The PRG has been described as functionally and topographically heterogeneic (3, 4); thus it was not surprising that the effect of atropine was most profound in KFN animals. Indeed, the KFN is a key operant in numerous PRG-mediated functions, including apneusis (2, 10, 43), apnea (2, 10), hyperpnea (4), and inspiratory and expiratory (3, 7) facilitation. Additionally, considerable variation was observed in the 2° and 3° responses to hypoxia in LPBN and MPBN animals (see Figs. 11 and 12), further substantiating heterogeneic PRG function and topography.

We did not expect that atropine, a presumably “reversible” antagonist, would decrease the 3° phase of the hypoxic response 2–5 days subsequent to the completion of MD studies. The data in Fig. 9 show that the effect is not due to dialysis per se, and the data in Fig. 10 show that atropine does not acutely affect the hypoxic response but that the effect is a “carry-over” effect of atropine. Finally, this effect does not appear to be due to cell death because, in the goat whose responses are depicted in Fig. 10, atropine attenuated the hypoxic response yet postmortem tissue analysis indicated that the number of neurons in the KFN was within the variation of control goats. Despite these findings, we have not elucidated the mechanism, and we are unable to explain what caused the attenuation of the phase 3 hypoxic response days after dialysis of atropine.

Plasticity.

Although it was not the focus of this paper to investigate the plasticity regarding the acute effect of the perturbations/lesions, it is appropriate to question whether there was a time-dependent plasticity with regard to the hypoxic and hypercapnic ventilatory responses.

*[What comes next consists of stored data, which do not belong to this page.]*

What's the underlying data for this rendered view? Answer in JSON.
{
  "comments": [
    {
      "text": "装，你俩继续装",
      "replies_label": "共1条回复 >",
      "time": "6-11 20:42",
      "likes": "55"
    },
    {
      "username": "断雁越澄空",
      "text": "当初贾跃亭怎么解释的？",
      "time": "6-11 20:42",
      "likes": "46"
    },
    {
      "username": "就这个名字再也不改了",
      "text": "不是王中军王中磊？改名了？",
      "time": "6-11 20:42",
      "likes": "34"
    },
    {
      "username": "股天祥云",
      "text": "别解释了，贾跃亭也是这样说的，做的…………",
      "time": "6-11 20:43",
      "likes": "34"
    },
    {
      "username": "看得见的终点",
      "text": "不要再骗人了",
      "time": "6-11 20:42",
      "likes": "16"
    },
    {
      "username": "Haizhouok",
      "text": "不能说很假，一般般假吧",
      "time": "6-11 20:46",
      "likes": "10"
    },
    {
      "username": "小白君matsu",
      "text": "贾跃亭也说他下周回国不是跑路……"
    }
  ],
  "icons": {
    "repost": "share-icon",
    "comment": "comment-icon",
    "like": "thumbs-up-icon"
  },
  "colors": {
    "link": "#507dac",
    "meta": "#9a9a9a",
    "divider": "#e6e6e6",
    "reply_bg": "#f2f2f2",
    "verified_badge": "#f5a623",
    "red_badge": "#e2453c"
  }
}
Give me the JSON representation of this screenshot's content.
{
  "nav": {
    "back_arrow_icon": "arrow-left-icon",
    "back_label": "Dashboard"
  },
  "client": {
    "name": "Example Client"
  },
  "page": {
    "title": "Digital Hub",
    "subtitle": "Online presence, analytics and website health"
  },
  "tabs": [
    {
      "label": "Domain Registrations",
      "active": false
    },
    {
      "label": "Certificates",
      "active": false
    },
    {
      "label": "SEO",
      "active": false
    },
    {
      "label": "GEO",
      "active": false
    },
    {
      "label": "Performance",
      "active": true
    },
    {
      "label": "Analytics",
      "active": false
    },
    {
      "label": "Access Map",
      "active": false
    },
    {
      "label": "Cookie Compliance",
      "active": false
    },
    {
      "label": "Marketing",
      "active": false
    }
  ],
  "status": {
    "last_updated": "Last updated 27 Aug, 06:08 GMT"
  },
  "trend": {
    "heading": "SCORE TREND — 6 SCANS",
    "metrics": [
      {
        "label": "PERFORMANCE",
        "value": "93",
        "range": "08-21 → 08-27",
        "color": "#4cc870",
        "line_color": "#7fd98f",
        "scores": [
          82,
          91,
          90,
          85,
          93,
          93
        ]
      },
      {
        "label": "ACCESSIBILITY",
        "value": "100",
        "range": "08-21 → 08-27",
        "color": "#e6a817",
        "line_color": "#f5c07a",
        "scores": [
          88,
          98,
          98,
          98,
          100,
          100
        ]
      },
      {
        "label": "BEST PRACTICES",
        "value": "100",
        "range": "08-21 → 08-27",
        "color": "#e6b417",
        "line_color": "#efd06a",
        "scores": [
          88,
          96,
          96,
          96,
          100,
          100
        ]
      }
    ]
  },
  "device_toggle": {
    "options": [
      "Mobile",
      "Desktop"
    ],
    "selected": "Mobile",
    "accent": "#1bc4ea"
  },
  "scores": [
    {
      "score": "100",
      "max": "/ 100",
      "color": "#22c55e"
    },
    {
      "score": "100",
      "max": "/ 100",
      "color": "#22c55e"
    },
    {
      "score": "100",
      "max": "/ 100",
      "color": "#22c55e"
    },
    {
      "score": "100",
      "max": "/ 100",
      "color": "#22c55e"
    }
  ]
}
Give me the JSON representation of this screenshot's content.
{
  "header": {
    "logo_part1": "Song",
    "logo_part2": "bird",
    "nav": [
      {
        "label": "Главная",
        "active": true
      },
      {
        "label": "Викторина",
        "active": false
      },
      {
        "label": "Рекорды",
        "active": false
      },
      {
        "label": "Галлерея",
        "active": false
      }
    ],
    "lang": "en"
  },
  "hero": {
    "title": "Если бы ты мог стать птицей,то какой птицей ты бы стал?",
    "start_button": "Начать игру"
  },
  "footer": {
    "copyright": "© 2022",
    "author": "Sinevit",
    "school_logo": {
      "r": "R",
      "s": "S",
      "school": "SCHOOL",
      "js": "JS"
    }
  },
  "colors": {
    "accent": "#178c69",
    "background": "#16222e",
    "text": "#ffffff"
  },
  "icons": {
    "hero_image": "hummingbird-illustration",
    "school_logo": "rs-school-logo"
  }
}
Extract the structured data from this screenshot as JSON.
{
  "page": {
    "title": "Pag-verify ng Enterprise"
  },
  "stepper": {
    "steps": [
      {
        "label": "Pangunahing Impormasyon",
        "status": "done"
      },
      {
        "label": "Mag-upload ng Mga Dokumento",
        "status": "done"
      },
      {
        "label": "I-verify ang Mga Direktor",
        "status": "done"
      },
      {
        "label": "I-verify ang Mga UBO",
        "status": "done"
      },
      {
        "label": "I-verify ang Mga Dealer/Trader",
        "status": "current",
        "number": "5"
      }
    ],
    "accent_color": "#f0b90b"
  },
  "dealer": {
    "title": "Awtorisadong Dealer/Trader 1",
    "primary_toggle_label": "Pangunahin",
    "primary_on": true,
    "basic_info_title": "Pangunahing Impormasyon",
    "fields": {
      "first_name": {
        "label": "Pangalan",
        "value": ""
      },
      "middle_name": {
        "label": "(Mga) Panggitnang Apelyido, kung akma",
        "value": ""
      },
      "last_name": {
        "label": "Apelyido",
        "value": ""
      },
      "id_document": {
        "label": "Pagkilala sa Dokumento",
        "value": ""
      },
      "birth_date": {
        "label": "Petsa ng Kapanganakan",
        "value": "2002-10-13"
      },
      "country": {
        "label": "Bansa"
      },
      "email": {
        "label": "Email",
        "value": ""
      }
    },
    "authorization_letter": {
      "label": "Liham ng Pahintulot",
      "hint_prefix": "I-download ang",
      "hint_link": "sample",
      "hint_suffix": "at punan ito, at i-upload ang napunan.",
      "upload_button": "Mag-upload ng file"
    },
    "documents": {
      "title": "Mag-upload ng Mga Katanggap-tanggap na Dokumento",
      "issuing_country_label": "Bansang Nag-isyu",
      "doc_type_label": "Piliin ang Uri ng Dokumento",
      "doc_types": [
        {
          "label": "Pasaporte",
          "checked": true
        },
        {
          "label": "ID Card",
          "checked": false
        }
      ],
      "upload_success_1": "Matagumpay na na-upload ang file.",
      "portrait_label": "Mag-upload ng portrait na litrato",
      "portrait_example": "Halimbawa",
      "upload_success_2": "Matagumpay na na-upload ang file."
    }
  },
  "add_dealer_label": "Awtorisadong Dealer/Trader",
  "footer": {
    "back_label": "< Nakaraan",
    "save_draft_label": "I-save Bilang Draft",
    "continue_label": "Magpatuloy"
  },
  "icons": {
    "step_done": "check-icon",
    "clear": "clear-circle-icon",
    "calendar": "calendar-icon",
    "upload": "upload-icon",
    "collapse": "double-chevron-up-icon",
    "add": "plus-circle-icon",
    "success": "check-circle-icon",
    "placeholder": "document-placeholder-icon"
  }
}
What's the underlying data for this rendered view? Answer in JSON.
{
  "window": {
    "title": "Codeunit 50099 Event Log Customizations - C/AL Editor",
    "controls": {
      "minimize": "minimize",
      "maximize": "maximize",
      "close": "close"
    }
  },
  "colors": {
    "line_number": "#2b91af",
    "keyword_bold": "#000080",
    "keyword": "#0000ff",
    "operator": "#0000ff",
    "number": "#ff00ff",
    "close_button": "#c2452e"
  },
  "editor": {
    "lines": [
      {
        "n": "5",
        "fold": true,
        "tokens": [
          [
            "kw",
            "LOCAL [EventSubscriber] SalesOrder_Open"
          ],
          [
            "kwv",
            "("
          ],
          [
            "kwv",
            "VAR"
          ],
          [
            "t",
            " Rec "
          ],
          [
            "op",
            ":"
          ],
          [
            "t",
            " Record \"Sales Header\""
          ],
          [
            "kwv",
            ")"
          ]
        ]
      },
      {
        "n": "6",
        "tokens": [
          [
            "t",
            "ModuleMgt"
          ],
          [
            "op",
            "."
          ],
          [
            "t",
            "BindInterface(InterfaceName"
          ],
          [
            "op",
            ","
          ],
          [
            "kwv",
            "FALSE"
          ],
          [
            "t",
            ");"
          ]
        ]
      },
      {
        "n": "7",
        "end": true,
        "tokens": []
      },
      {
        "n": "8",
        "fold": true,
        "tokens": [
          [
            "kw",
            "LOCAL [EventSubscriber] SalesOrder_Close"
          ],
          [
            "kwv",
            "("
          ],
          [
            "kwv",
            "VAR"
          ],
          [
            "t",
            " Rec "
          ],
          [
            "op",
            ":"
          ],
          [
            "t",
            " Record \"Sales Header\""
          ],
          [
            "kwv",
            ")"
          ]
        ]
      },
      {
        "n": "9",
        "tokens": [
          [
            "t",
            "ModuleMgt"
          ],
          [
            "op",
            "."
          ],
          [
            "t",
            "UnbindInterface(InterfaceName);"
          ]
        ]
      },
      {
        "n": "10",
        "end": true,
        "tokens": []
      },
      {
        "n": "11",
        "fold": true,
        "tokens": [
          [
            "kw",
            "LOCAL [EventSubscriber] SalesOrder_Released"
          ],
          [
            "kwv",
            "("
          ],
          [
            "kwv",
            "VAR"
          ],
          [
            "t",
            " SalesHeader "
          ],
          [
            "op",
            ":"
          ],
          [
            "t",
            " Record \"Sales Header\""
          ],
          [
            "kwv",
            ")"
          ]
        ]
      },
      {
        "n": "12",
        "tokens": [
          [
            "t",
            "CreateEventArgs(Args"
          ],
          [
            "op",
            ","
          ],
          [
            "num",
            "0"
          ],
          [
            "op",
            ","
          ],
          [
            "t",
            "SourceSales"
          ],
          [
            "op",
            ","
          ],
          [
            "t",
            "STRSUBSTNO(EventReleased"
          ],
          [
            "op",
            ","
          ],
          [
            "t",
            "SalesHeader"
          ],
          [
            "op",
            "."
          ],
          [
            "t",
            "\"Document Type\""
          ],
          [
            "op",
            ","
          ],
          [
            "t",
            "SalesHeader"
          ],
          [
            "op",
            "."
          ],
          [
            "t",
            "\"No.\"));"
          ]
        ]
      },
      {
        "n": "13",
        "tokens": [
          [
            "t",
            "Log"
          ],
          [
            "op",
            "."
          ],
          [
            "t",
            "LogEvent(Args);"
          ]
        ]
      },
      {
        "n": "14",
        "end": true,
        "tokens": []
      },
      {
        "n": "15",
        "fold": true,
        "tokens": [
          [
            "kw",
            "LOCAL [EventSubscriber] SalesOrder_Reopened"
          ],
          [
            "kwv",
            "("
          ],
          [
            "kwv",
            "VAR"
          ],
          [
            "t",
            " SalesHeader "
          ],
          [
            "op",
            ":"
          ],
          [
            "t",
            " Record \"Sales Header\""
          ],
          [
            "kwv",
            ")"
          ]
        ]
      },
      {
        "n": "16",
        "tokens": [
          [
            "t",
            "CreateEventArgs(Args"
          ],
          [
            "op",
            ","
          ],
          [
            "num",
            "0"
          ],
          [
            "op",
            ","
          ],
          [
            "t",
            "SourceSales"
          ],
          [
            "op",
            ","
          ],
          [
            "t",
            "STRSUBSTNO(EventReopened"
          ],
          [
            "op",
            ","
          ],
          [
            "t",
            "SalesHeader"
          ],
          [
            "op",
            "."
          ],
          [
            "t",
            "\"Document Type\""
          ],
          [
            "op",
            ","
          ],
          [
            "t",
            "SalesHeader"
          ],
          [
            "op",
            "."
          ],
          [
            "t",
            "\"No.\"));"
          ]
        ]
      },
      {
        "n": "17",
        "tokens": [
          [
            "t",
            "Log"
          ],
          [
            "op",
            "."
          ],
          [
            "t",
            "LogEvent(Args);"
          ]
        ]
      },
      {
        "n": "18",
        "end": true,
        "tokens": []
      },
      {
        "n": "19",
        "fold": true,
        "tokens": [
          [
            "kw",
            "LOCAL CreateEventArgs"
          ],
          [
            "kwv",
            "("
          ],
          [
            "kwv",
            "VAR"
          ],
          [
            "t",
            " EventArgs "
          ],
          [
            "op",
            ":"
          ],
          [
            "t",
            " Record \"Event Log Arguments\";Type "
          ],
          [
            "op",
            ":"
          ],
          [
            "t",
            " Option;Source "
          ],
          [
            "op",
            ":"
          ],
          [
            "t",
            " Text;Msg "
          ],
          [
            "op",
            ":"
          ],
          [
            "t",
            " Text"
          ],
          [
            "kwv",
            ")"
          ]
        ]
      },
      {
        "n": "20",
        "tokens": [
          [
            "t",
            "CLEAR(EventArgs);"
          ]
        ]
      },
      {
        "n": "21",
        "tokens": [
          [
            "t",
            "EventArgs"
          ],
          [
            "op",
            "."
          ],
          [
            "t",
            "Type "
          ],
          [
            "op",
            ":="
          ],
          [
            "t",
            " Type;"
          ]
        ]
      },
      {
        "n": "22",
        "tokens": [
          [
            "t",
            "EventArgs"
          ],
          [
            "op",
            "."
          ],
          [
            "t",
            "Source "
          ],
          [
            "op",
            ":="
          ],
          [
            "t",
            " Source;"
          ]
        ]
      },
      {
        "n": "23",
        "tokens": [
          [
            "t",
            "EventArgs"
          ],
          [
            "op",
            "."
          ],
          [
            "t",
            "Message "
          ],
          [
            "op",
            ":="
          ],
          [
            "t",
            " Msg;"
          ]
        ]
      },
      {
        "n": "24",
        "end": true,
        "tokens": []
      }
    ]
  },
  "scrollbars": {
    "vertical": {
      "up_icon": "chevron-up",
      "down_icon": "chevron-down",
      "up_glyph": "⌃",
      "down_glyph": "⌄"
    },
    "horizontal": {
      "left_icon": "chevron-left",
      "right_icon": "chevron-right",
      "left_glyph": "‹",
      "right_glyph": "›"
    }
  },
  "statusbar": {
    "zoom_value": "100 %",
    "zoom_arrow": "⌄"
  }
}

Concerning this matter, the attenuated 3° ventilatory response to hypoxia in KFN-dialyzed animals was present some 4–6 wk after the atropine MD and IA injection studies. We cannot state with certainty whether the IA injections perpetuated this reduced response. However, of the LPBN and MPBN animals where MD of atropine did not affect the 3° response to hypoxia, three were affected by subsequent injections of IA. These data suggest that IA lesions subsequent to MD of atropine may have perpetuated the atropine-induced attenuated responses, overshadowing latent plasticity. Conversely, because hypoxic ventilatory responses were assessed in duplicate at each experimental time point, comparison of these pairs (2 to 3 days apart) showed no plasticity. Additionally, the goat whose data are shown in Fig. 10 did not show plasticity over a period of several weeks after the acute atropine MD protocols. Furthermore, in previous studies, lesioning the pre-Bötzinger complex in goats where the 3° hypoxic response was attenuated did not show evidence of plasticity (21). Collectively, it does not appear that any mechanisms of plasticity compensated for the attenuated hypoxic response in KFN-dialyzed animals.

Implications of findings.

We conclude that cannula implantation, MD of atropine, and injection of IA into the PRG of intact goats does not significantly alter resting PaCO2, the ventilatory response to hypercapnia, or the phase 1 and 2 responses to hypoxia. However, the phase 3 hypoxic responses (minute ventilation, shivering, metabolic rate, and body temperature) are altered with PRG perturbations/lesions. The findings support an integrative or modulatory role for the KFN in the metabolic, thermal, and ventilatory responses to hypoxia.

GRANTS

This work was supported by the Department of Veterans Affairs and by National Heart, Lung, and Blood Institute Grants HL-25739 and HL-007852.

DISCLOSURES

No conflicts of interest are declared by the authors.